Zum Zeitpunkt der Räumung informierte der Richter von Playas de
Catazajá nach Aussagen einige der Frauen, dass sie "5 Minuten Zeit hatten um
das Land zu räumen". Die Frauen und die wenige Männer, die sich zum Zeitpunkt
des Einsatzes in der Gemeinde aufhielten, ersuchten um eine Fristzeit von
einigen Stunden, um ihr Eigentum in Sicherheit zu schaffen, aber sie
wurde ihnen nicht gewährt. Während die Polizeifahrzeuge sich auf der
Strasse ausbreiteten, betraten etwa 20 zivile Arbeiter der vermeindlichen
Besitzer das Grundstück und fingen an, einige Häuser mit Benzin zu
überschütten, und andere Häuser mit Motorsägen und Traktoren einzureissen. Nach dem
Bericht einer volljährigen Frau, "ich befand mich in meinem Haus und
versuchte einige Sachen zusammenzupacken um wegzugehen, und sie fingen an das
Haus mit Motorsägen zu demolieren und ringsherum mit Benzin zu überschütten".
Der Lehrer der Gemeinde, der am Tag des Einsatzes anwesend war, wurde
gefragt ob er gut Spanisch spreche, und aufgefordert die Leute zu
versammeln und ihnen zu sagen, dass sie fünf Minuten hätten um das Grundstück zu
räumen. Der Lehrer antwortete, er sei keine Autorität und könnte die Leute
nicht einberufen, und ersuchte darum, den Familien wenigstens ein paar
Stunden Zeit zu geben, um ihre Sachen hinausschaffen zu können. Er
hatte dieses Gesuch an den Richter nocht nicht zu Ende bringen können, als
die Zerstörung des Eigentums der Familien bereits begann. Während dies
geschah, sahen der Richter und die Beamten der munizipalen und sektorialen
Öffentlichen Sicherheitspolizei nur zu und schützten sich vor der Sonne.

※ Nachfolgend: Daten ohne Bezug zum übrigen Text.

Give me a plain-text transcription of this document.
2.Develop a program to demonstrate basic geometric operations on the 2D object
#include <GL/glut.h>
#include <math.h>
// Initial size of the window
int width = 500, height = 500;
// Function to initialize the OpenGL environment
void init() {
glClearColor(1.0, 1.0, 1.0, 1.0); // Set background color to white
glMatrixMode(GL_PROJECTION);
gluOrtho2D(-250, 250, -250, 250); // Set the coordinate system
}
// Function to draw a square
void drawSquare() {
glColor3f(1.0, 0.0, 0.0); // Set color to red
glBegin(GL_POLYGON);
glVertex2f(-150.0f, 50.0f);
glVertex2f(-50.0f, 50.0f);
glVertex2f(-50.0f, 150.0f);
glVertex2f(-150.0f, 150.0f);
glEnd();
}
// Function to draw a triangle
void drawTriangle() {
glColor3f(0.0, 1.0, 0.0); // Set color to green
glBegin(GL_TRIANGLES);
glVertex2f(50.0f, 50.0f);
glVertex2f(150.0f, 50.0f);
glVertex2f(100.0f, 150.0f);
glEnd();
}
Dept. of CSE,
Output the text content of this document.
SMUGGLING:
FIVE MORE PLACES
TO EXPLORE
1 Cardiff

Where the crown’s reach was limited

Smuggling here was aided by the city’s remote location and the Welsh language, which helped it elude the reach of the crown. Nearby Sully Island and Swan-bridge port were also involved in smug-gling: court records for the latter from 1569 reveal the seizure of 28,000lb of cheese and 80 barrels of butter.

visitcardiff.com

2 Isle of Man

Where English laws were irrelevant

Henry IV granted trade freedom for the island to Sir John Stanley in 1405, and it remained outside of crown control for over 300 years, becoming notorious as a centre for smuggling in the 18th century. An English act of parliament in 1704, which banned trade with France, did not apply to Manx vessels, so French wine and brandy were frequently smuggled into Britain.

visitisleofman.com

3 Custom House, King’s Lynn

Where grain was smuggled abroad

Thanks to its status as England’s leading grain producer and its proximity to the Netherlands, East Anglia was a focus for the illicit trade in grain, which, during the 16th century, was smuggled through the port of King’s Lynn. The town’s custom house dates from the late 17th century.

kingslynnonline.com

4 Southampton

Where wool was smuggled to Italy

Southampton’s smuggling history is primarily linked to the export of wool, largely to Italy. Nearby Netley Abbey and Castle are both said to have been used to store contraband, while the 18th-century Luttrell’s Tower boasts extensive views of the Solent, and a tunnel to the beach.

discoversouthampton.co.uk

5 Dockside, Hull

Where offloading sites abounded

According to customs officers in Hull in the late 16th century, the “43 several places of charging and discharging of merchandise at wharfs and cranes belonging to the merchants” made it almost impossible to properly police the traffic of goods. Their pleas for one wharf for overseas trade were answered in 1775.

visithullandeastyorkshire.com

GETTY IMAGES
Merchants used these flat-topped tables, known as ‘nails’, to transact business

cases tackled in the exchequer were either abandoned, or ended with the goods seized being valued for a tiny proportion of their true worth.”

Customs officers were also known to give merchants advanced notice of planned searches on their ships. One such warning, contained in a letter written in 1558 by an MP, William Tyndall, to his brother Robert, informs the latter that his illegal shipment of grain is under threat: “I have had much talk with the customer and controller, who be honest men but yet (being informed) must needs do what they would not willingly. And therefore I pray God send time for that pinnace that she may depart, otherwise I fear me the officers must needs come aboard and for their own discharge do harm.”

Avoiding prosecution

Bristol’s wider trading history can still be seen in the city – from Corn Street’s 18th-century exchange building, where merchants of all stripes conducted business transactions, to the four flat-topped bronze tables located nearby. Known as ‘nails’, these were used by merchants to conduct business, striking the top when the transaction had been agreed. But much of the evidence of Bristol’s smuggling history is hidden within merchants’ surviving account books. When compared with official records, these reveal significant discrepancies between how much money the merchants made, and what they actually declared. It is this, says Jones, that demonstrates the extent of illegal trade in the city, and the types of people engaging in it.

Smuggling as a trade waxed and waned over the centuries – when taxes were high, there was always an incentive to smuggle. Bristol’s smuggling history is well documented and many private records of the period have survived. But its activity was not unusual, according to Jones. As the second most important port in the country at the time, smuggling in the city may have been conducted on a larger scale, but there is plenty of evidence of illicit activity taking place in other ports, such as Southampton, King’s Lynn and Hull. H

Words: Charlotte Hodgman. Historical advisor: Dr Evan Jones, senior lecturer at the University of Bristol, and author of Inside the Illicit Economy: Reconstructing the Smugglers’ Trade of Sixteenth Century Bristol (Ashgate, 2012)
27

Den Berichten der Kläger zufolge wurden bei diesem Einsatz ihre Kirche, ihr
Ejidohaus, die Schule und 35 Häuser zerstört. Einige der Arbeiter der
Rancheros verschleppten Besitzgegenstände aus den Häusern und luden
sie auf den Lieferwagen, zusammen mit den Nutztieren der Kläger. Auf die
Frage, wohin ihr Eigentum gebracht werden, erhielten sie keine Antwort.
Am 7. August 2006 konnten Mitglieder dieses Zentrums vor Ort die
Überreste der verbrannten und zerstörten Häuser entlang der Strasse
verifizieren, die die Gemeinde Cho'les de Tumbala durchquert, sowie die Installation
eines neuen Stacheldrahtzauns im besagten Gebiet.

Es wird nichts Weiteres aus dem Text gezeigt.